Locals are still angry after the developers of the derelict Rheingold brewery on Flushing Avenue were able to blow off a promise to include below-market units in the property with no consequences, and said they don’t want to see that happen again.
“The Rheingold is such a terrible precedent,” said Anne Guiney, a member the Community Board 4’s housing and land use committee, who voted to support the plan. “I think that has made everybody very, very cautious and concerned, specifically about enforcement.”
Board members voted 17–11 to approve Mayor DeBlasio’s so-called Mandatory Inclusionary Housing scheme — which would require developers looking to rezone land so they can erect big buildings to set aside at least 25 percent of units for so-called “affordable” housing — but on the condition that the city find an air-tight way to police the program to prevent fiascos like the Rheingold redevelopment.

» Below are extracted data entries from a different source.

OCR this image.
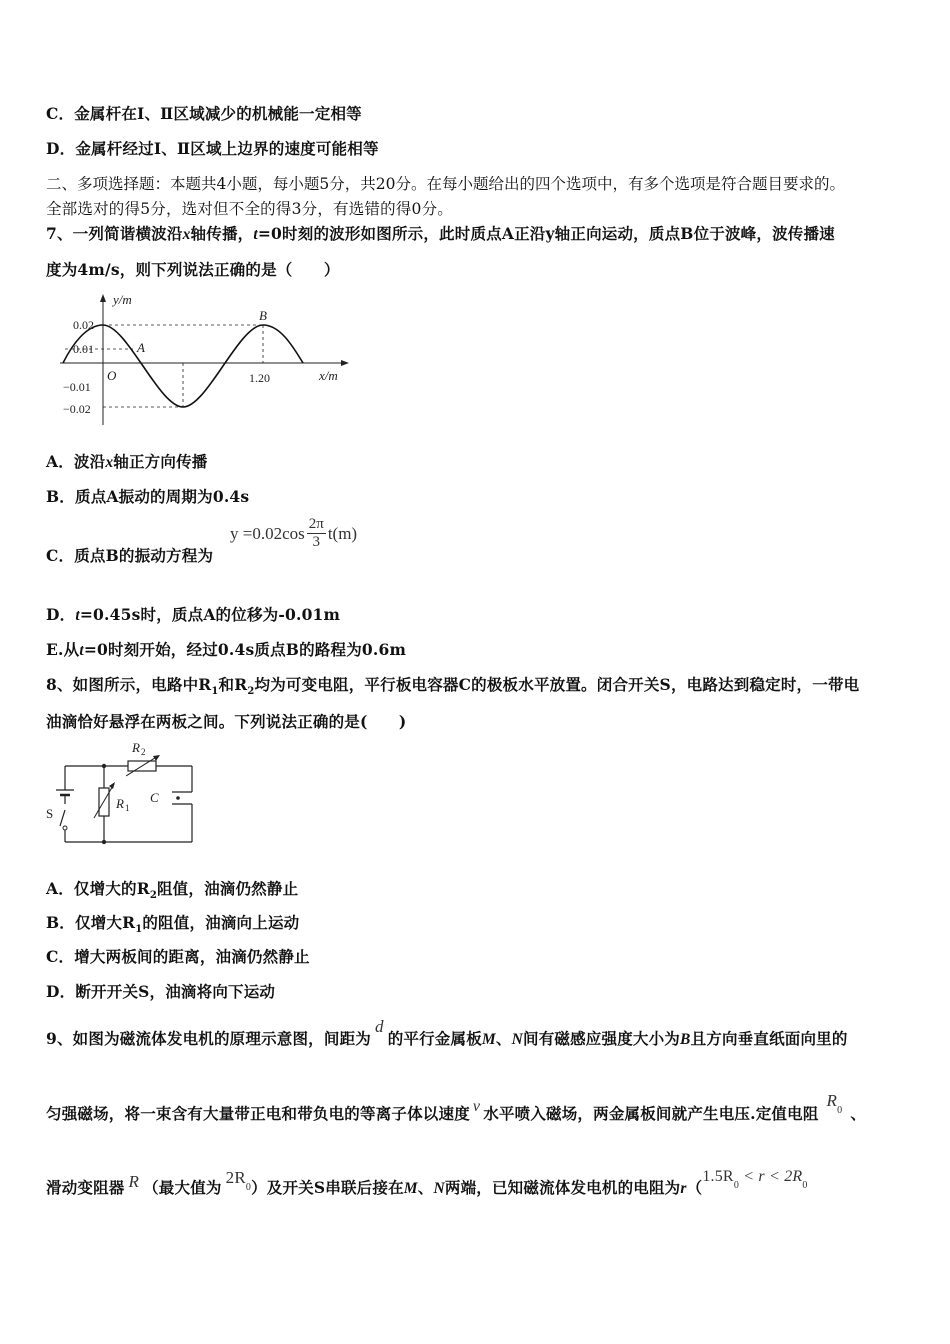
C．金属杆在Ⅰ、Ⅱ区域减少的机械能一定相等
D．金属杆经过Ⅰ、Ⅱ区域上边界的速度可能相等
二、多项选择题：本题共4小题，每小题5分，共20分。在每小题给出的四个选项中，有多个选项是符合题目要求的。
全部选对的得5分，选对但不全的得3分，有选错的得0分。
7、一列简谐横波沿x轴传播，t=0时刻的波形如图所示，此时质点A正沿y轴正向运动，质点B位于波峰，波传播速
度为4m/s，则下列说法正确的是（　　）
y/m
x/m
O
0.02
0.01
−0.01
−0.02
1.20
A
B
A．波沿x轴正方向传播
B．质点A振动的周期为0.4s
C．质点B的振动方程为
y =0.02cos 2π
3 t(m)
D．t=0.45s时，质点A的位移为-0.01m
E.从t=0时刻开始，经过0.4s质点B的路程为0.6m
8、如图所示，电路中$R_1$和$R_2$均为可变电阻，平行板电容器C的极板水平放置。闭合开关S，电路达到稳定时，一带电
油滴恰好悬浮在两板之间。下列说法正确的是(　　)
R 2
R 1
C
S
A．仅增大的$R_2$阻值，油滴仍然静止
B．仅增大$R_1$的阻值，油滴向上运动
C．增大两板间的距离，油滴仍然静止
D．断开开关S，油滴将向下运动
9、如图为磁流体发电机的原理示意图，间距为d的平行金属板M、N间有磁感应强度大小为B且方向垂直纸面向里的
匀强磁场，将一束含有大量带正电和带负电的等离子体以速度 v 水平喷入磁场，两金属板间就产生电压.定值电阻$R_0$ 、
滑动变阻器 R （最大值为$2R_0$）及开关S串联后接在M、N两端，已知磁流体发电机的电阻为$r(1.5R_0 < r < 2R_0$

In that case, the city agreed to rezone the old brewery site for residential high-rises in 2013, after owner Read Property Group signed a pledge to include hundreds of below-market units in the new towers there. But Read then sold land to two other real estate companies earlier this year, both of which have refused to make the same commitment and aren’t beholden to the original agreement.
City reps claimed that they are already working on an enforcement strategy and will have one set in stone by the time the new rule takes effect, or not long after.

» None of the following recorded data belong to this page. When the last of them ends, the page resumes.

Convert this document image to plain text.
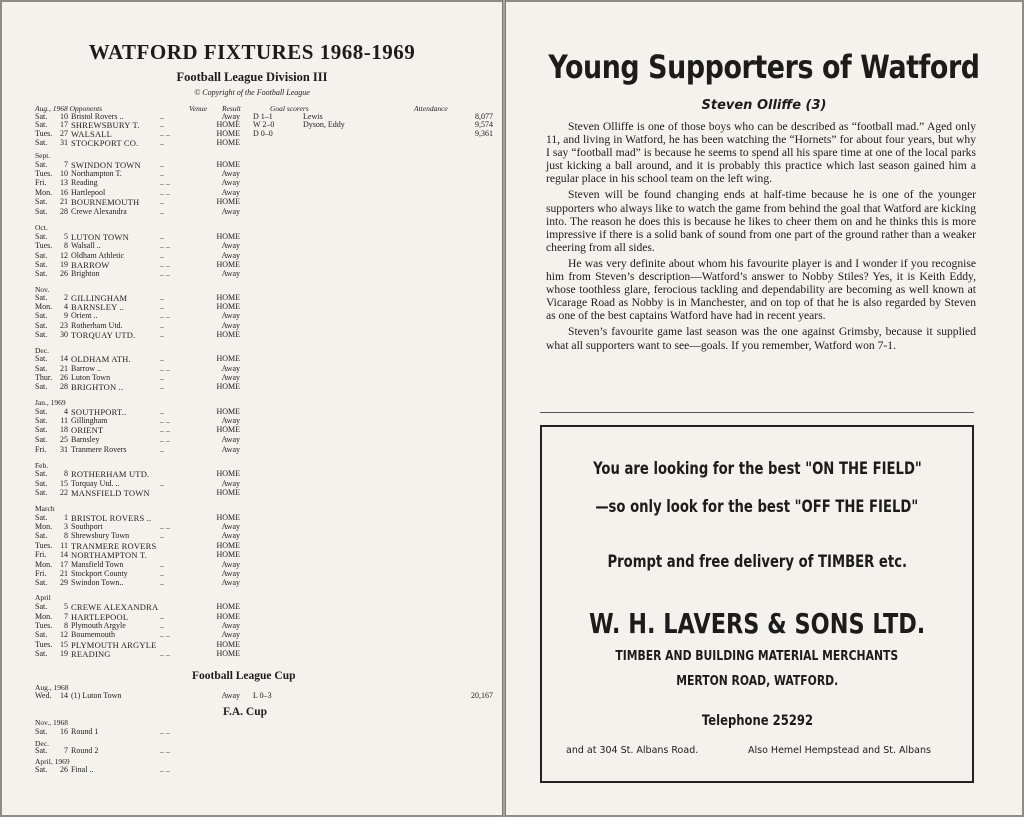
WATFORD FIXTURES 1968-1969
Football League Division III
© Copyright of the Football League
Aug., 1968 Opponents	Venue Result	Goal scorers	Attendance
Sat.	10 Bristol Rovers ..	..	Away D 1–1	Lewis	8,077
Sat.	17 SHREWSBURY T.	..	HOME W 2–0	Dyson, Eddy	9,574
Tues. 27 WALSALL	.. ..	HOME D 0–0	9,361
Sat.	31 STOCKPORT CO.	..	HOME
Sept.
Sat.	7 SWINDON TOWN ..	HOME
Tues. 10 Northampton T.	..	Away
Fri.	13 Reading	.. ..	Away
Mon. 16 Hartlepool	.. ..	Away
Sat.	21 BOURNEMOUTH	..	HOME
Sat.	28 Crewe Alexandra	..	Away
Oct.
Sat.	5 LUTON TOWN	..	HOME
Tues.	8 Walsall ..	.. ..	Away
Sat.	12 Oldham Athletic	..	Away
Sat.	19 BARROW	.. ..	HOME
Sat.	26 Brighton	.. ..	Away
Nov.
Sat.	2 GILLINGHAM	..	HOME
Mon.	4 BARNSLEY ..	..	HOME
Sat.	9 Orient ..	.. ..	Away
Sat.	23 Rotherham Utd.	..	Away
Sat.	30 TORQUAY UTD.	..	HOME
Dec.
Sat.	14 OLDHAM ATH.	..	HOME
Sat.	21 Barrow ..	.. ..	Away
Thur. 26 Luton Town	..	Away
Sat.	28 BRIGHTON ..	..	HOME
Jan., 1969
Sat.	4 SOUTHPORT..	..	HOME
Sat.	11 Gillingham	.. ..	Away
Sat.	18 ORIENT	.. ..	HOME
Sat.	25 Barnsley	.. ..	Away
Fri.	31 Tranmere Rovers	..	Away
Feb.
Sat.	8 ROTHERHAM UTD.	HOME
Sat.	15 Torquay Utd. ..	..	Away
Sat.	22 MANSFIELD TOWN	HOME
March
Sat.	1 BRISTOL ROVERS ..	HOME
Mon.	3 Southport	.. ..	Away
Sat.	8 Shrewsbury Town	..	Away
Tues.	11 TRANMERE ROVERS	HOME
Fri.	14 NORTHAMPTON T.	HOME
Mon. 17 Mansfield Town	..	Away
Fri.	21 Stockport County	..	Away
Sat.	29 Swindon Town..	..	Away
April
Sat.	5 CREWE ALEXANDRA	HOME
Mon.	7 HARTLEPOOL	..	HOME
Tues.	8 Plymouth Argyle	..	Away
Sat.	12 Bournemouth	.. ..	Away
Tues. 15 PLYMOUTH ARGYLE	HOME
Sat.	19 READING	.. ..	HOME
Aug., 1968
Wed.	14 (1) Luton Town	Away L 0–3	20,167
Nov., 1968
Sat.	16 Round 1	.. ..
Dec.
Sat.	7 Round 2	.. ..
April, 1969
Sat.	26 Final ..	.. ..
Football League Cup
F.A. Cup
Young Supporters of Watford
Steven Olliffe (3)

Steven Olliffe is one of those boys who can be described as “football mad.” Aged only 11, and living in Watford, he has been watching the “Hornets” for about four years, but why I say “football mad” is because he seems to spend all his spare time at one of the local parks just kicking a ball around, and it is probably this practice which last season gained him a regular place in his school team on the left wing.

Steven will be found changing ends at half-time because he is one of the younger supporters who always like to watch the game from behind the goal that Watford are kicking into. The reason he does this is because he likes to cheer them on and he thinks this is more impressive if there is a solid bank of sound from one part of the ground rather than a weaker cheering from all sides.

He was very definite about whom his favourite player is and I wonder if you recognise him from Steven’s description—Watford’s answer to Nobby Stiles? Yes, it is Keith Eddy, whose toothless glare, ferocious tackling and dependability are becoming as well known at Vicarage Road as Nobby is in Manchester, and on top of that he is also regarded by Steven as one of the best captains Watford have had in recent years.

Steven’s favourite game last season was the one against Grimsby, because it supplied what all supporters want to see—goals. If you remember, Watford won 7-1.

You are looking for the best "ON THE FIELD"
—so only look for the best "OFF THE FIELD"
Prompt and free delivery of TIMBER etc.
W. H. LAVERS & SONS LTD.
TIMBER AND BUILDING MATERIAL MERCHANTS
MERTON ROAD, WATFORD.
Telephone 25292
and at 304 St. Albans Road.	Also Hemel Hempstead and St. Albans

“These rules are not just on paper,” said city planner Jennifer Gravel. “They’re real. We want them to be respected.”
The board also demanded the city lower the income bracket the below-market units will be slated for — the current policy earmarks them for households earning roughly $40,000 to $50,000 a year, but the locals said $25,000 to $35,000 would be more of a help to Bushwick residents.
“What about the people in this community earning $20,000 to $30,000?” said board treasurer Gladys Puggler, who voted against the plan. “Are they going to be homeless and living in the street?”

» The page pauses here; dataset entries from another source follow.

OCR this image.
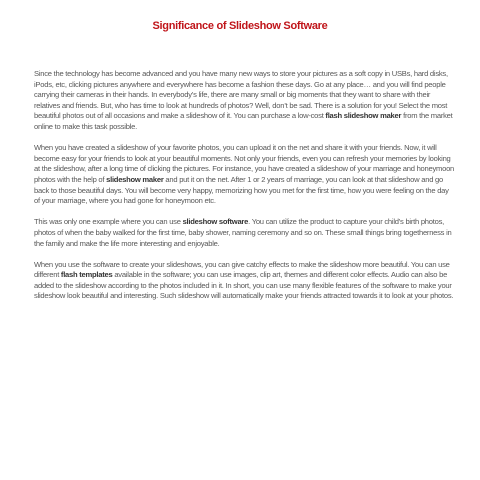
Significance of Slideshow Software

Since the technology has become advanced and you have many new ways to store your pictures as a soft copy in USBs, hard disks, iPods, etc, clicking pictures anywhere and everywhere has become a fashion these days. Go at any place… and you will find people carrying their cameras in their hands. In everybody’s life, there are many small or big moments that they want to share with their relatives and friends. But, who has time to look at hundreds of photos? Well, don’t be sad. There is a solution for you! Select the most beautiful photos out of all occasions and make a slideshow of it. You can purchase a low-cost flash slideshow maker from the market online to make this task possible.

When you have created a slideshow of your favorite photos, you can upload it on the net and share it with your friends. Now, it will become easy for your friends to look at your beautiful moments. Not only your friends, even you can refresh your memories by looking at the slideshow, after a long time of clicking the pictures. For instance, you have created a slideshow of your marriage and honeymoon photos with the help of slideshow maker and put it on the net. After 1 or 2 years of marriage, you can look at that slideshow and go back to those beautiful days. You will become very happy, memorizing how you met for the first time, how you were feeling on the day of your marriage, where you had gone for honeymoon etc.

This was only one example where you can use slideshow software. You can utilize the product to capture your child’s birth photos, photos of when the baby walked for the first time, baby shower, naming ceremony and so on. These small things bring togetherness in the family and make the life more interesting and enjoyable.

When you use the software to create your slideshows, you can give catchy effects to make the slideshow more beautiful. You can use different flash templates available in the software; you can use images, clip art, themes and different color effects. Audio can also be added to the slideshow according to the photos included in it. In short, you can use many flexible features of the software to make your slideshow look beautiful and interesting. Such slideshow will automatically make your friends attracted towards it to look at your photos.
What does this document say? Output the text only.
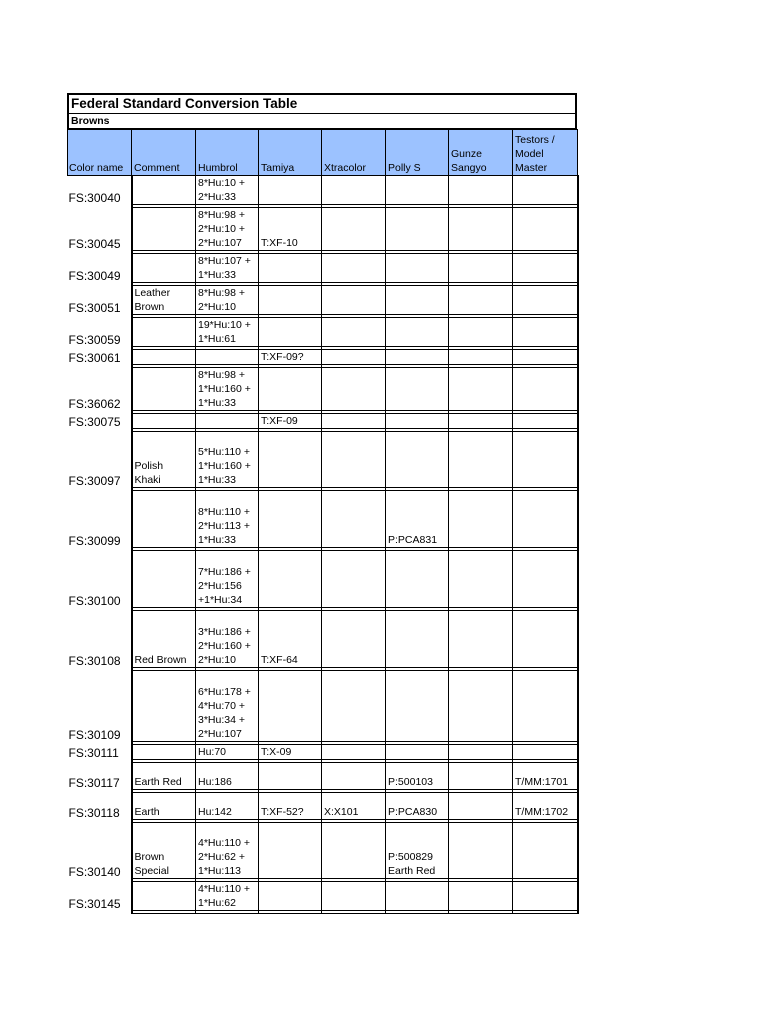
Federal Standard Conversion Table
Browns
Color name	Comment	Humbrol	Tamiya	Xtracolor	Polly S	Gunze
Sangyo	Testors /
Model
Master
FS:30040		8*Hu:10 +
2*Hu:33					

FS:30045		8*Hu:98 +
2*Hu:10 +
2*Hu:107	T:XF-10				

FS:30049		8*Hu:107 +
1*Hu:33					

FS:30051	Leather
Brown	8*Hu:98 +
2*Hu:10					

FS:30059		19*Hu:10 +
1*Hu:61					

FS:30061			T:XF-09?				

FS:36062		8*Hu:98 +
1*Hu:160 +
1*Hu:33					

FS:30075			T:XF-09				

FS:30097	Polish
Khaki	5*Hu:110 +
1*Hu:160 +
1*Hu:33					

FS:30099		8*Hu:110 +
2*Hu:113 +
1*Hu:33			P:PCA831		

FS:30100		7*Hu:186 +
2*Hu:156
+1*Hu:34					

FS:30108	Red Brown	3*Hu:186 +
2*Hu:160 +
2*Hu:10	T:XF-64				

FS:30109		6*Hu:178 +
4*Hu:70 +
3*Hu:34 +
2*Hu:107					

FS:30111		Hu:70	T:X-09				

FS:30117	Earth Red	Hu:186			P:500103		T/MM:1701

FS:30118	Earth	Hu:142	T:XF-52?	X:X101	P:PCA830		T/MM:1702

FS:30140	Brown
Special	4*Hu:110 +
2*Hu:62 +
1*Hu:113			P:500829
Earth Red		

FS:30145		4*Hu:110 +
1*Hu:62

The planning spokespeople said they could only price the units so low without dissuading developers from building altogether, but that other programs would take care of lower-income residents applying to live in the new developments.
The reps cited the law known as 421–a, which gives tax breaks to developers in exchange for below-market-rate units — though that scheme still only allocates a portion for people earning in the $20,000 to $30,000 range and assigns a larger number to people making more than that.
The panel also voted 27–1 to approve a separate but related proposal that would allow developers to construct taller buildings in medium and high-density areas — especially when building below-market or senior housing — but with several recommendations, including slightly lower height allowances.
Community Board 4 was one of several boards that voted on the two proposals this week. Boards in East New York, Prospect-Lefferts Gardens, and Marine Park and Canarsie voted against both plans. And Community Board 7 — which covers Sunset Park and Windsor Terrace — voted down on the upzoning, but couldn’t cobble together enough of a majority for either side on the mandatory below-market policy to vote definitively.
But at the end of the day, the community boards’ votes and recommendations are entirely advisory — the Council will ultimately decide whether to approve the proposals or not.